Intel launched its second generation, 64-bit Intel Atom C2000 product family aimed at lightweight workloads in hyperscale data centers.
The new Intel Atom C2000, which are the first products based on the company's Silvermont micro-architecture and 22nm Tri-Gate SoC process technology, deliver significant increases in performance and energy efficiency over the previous Atom generation introduced only nine months ago. They also maintain compatibility with the existing software ecosystems.
The Atom C2000 features up to eight cores, a range of 6 to 20 Watts TDP, integrated Ethernet and support for up to 64 GB of memory. Intel is delivering 13 specific models with customized features and accelerators that are optimized for particular lightweight workloads such as entry dedicated hosting, distributed memory caching, static web serving and content delivery. The company said this level of silicon customization enables it to expand into new markets like cold storage and entry-level networking.
The new Intel Atom configurations also offer hardware accelerators, called Intel QuickAssist Technology, that improve cryptographic performance in applications such as routers and security appliances.
Intel said that by consolidating three communications workloads – application, control and packet processing – on a common platform, a great deal of flexibility can be achieved. The Intel Atom C2000 product family, which is now shipping, has more than 50 design wins to date.
At a press event in San Francisco, Intel also introduced a new MXC silicon photonics connector that uses Corning ClearCurve optical fiber to provide rack interconnections at 1.6 Tbps at up to 300 meters.
Intel also introduced the Intel Ethernet Switch FM5224 silicon which, when can be combined with the WindRiver Open Network Software suite, enables Software Defined Networking (SDN) capabilities. Specifically, the Intel Ethernet Switch FM5224 silicon and the WindRiver software can be combined to create a 2.5 GbE, high-density, low latency, SDN Ethernet switch for microservers. Switches using the new Intel Ethernet Switch FM5224 silicon can connect up to 64 microservers, providing up to 30 percent higher node density.

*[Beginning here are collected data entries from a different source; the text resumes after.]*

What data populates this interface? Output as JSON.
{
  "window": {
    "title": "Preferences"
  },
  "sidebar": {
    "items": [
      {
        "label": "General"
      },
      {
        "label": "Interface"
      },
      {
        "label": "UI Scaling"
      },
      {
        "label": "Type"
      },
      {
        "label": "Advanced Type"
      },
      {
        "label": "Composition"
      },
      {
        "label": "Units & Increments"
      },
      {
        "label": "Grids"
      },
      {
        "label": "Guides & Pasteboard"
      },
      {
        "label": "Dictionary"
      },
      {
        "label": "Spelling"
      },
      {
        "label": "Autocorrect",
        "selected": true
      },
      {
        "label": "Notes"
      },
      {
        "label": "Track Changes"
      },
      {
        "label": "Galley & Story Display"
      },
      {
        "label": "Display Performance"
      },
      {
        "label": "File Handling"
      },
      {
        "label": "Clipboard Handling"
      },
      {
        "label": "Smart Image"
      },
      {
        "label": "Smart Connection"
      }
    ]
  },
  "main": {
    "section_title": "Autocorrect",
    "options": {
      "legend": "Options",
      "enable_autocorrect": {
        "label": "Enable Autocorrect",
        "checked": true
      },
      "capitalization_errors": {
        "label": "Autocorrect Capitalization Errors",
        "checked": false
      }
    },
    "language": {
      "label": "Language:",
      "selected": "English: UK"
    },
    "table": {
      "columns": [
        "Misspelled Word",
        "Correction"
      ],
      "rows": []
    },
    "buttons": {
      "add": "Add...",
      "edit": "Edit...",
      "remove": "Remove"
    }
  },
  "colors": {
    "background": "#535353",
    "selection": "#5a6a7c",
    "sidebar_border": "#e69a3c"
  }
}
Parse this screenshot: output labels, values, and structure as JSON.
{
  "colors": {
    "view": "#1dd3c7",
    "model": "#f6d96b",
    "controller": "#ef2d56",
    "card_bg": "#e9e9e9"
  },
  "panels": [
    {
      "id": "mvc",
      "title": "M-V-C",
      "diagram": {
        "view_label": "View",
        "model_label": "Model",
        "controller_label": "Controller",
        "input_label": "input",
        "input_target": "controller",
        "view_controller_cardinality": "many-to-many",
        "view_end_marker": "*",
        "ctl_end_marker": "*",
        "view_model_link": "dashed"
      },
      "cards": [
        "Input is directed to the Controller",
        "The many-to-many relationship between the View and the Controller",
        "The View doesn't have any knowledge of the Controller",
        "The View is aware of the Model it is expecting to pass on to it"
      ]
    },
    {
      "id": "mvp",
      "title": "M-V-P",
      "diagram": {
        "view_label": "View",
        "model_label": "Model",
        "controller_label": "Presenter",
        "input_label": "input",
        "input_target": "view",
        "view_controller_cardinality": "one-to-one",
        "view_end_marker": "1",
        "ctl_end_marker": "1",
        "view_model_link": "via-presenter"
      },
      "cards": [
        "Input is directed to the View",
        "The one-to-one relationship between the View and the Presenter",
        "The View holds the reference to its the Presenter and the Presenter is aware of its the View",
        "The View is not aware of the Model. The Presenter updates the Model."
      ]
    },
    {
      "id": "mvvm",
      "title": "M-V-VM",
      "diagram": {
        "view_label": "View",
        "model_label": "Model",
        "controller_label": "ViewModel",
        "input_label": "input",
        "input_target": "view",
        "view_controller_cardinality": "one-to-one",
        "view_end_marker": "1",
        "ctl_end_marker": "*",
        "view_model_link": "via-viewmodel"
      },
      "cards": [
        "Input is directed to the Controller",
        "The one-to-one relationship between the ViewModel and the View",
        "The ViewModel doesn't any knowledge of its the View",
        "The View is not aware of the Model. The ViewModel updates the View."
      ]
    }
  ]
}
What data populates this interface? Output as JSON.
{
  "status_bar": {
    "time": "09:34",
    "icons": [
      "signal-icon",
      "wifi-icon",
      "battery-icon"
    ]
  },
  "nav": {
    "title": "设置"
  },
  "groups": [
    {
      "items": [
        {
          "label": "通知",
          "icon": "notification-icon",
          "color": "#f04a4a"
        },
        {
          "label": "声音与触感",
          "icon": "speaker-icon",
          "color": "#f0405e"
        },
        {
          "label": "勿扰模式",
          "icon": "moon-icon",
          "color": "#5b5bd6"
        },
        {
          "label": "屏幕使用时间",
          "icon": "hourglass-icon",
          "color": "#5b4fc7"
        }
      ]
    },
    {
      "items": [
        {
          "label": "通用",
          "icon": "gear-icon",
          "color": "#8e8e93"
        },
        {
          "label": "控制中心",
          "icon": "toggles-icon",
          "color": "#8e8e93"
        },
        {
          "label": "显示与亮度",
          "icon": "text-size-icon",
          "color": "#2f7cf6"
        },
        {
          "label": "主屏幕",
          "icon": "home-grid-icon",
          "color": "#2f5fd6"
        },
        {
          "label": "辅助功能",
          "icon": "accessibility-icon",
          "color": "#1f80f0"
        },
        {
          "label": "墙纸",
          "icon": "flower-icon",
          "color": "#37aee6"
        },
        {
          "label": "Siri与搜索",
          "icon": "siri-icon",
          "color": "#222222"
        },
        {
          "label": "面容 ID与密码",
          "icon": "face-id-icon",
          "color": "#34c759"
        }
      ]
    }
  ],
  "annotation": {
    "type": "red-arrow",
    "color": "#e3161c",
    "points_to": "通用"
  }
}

"As the world becomes more and more mobile, the pressure to support billions of devices and users is changing the very composition of datacenters," said Diane Bryant, senior vice president and general manager of the Datacenter and Connected Systems Group at Intel. "From leadership in silicon and SoC design to rack architecture and software enabling, Intel is providing the key innovations that original equipment manufacturers, telecommunications equipment makers and cloud service providers require to build the datacenters of the future."
At the press event, Ericsson confirmed that it plans to use the Atom C2000 in cloud infrastructure solutions.
Microsoft and Intel alco announced a collaboration to innovate on Microsoft's next-generation RSA rack design. The goal is to bring even better utilization, economics and flexibility to Microsoft's data centers.
http://newsroom.intel.com/community/intel_newsroom/blog/2013/09/04/intel-unveils-new-technologies-for-efficient-cloud-datacenters
http://www.intel.com/newsroom/kits/atom/c2000/pdfs/Architecting_for_Hyperscale_DC_Efficiency.pdf
In July, Intel also outlined its roadmap for products based on its forthcoming 14nm process technology, which is scheduled for 2014 and beyond. These products, which are aimed at microservers, storage and network devices, will include the next generation of Intel Xeon processors E3 family (codenamed "Broadwell"). It also includes the next generation of Intel Atom processor SoCs (codenamed "Denverton").
Inside the data center, Intel's Rack Scale Architecture (RSA) promises to dramatically increase the utilization and flexibility of the datacenter by moving to pooled compute, memory and I/O resources in a rack. These resources will have shared power, cooling and rack management software. Optical interconnects could be used a "rack fabric" uniting all these resources. Each component would be modular, enabling easy upgrade paths for compute, memory or I/O components. Rackspace Hosting is already deploying server racks based on this RSA vision. Rackspace is also a big backer of OpenStack.